Nigeria’s Wellington Jighere has won his and Africa’s first ever world Scrabble title after beating Englishman Lewis Mackay in the final. His win earned him a $10,000 cash prize and can also result in an increased number of slots for Nigerian contestants – currently six- at the next championship.

The competition, held in Perth, Australia, featured over 120 participants and Jighere finished first in a 31-match marathon which spanned four days before gaining victory in the final by winning the first four games in a best of seven series. Jighere’s win has been celebrated as a milestone in Nigeria with president Buhari congratulating the champion.

It was not so smooth sailing for Jighere as he had to contend with other factors asides his opponents. He, alongside the Nigerian contingent, arrived Perth only one day before the event due to visa delays and also had to adjust to a seven hour time difference while dealing with jet lag following the 20-hour trip.

Regardless, the 32 year old won the world title at the third time of asking after finishing third in Mumbai in 2007 and 11th two years later in Malaysia.

Africa does have a bit of history with the event as Kenya, South Africa and Ghana all featured in the first ever championship in 1991 and in total, nine African countries have featured in the championship which was hosted every two years since 1991 and annually since 2013.

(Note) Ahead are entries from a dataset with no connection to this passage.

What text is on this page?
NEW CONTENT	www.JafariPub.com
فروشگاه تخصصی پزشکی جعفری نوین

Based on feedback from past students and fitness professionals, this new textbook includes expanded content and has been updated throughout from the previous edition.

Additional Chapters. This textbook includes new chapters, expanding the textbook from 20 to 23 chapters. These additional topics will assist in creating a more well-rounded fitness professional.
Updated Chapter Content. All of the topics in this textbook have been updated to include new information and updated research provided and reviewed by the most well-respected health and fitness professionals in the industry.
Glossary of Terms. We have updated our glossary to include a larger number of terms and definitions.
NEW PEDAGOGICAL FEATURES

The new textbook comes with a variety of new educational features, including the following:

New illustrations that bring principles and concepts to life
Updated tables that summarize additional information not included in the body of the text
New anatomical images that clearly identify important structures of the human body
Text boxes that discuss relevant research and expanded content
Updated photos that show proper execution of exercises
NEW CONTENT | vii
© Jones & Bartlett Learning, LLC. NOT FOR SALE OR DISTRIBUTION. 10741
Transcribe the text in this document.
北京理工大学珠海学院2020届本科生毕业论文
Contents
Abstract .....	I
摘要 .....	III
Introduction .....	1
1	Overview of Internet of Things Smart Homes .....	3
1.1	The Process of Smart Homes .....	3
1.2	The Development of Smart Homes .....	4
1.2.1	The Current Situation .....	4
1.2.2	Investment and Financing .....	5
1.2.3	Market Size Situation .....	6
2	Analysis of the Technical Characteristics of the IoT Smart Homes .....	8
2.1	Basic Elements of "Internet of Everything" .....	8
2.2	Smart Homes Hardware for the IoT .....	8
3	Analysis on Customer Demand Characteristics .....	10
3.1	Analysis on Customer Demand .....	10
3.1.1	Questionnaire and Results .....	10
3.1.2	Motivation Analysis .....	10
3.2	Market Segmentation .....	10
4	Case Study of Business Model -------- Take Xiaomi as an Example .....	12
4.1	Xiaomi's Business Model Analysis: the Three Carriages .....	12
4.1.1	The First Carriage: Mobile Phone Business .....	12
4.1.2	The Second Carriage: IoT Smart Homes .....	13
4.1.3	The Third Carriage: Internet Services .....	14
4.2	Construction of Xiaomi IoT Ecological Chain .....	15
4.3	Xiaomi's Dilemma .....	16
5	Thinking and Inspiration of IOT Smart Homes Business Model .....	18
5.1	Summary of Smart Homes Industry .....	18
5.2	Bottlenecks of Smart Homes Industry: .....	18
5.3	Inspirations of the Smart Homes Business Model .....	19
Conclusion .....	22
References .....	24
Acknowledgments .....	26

Jighere told Guardian Australia he had “undergone fatigue training to mitigate the effects of jetlag, and forgone employment for the past four months to prepare for the championship.”

Combating nerves and fatigue were the main objectives of the new world champion, who had previously played in two other world championships, placing third in Mumbai in 2007 and 11th in Malaysia in 2009. He was sponsored by the Nigerian government to come to Perth and expects a hero’s welcome on his return. He’ll be bringing home a $10,000 cash prize.

“It is the first time that an African has won in these world championships so I have to go and celebrate with them,” Jighere says.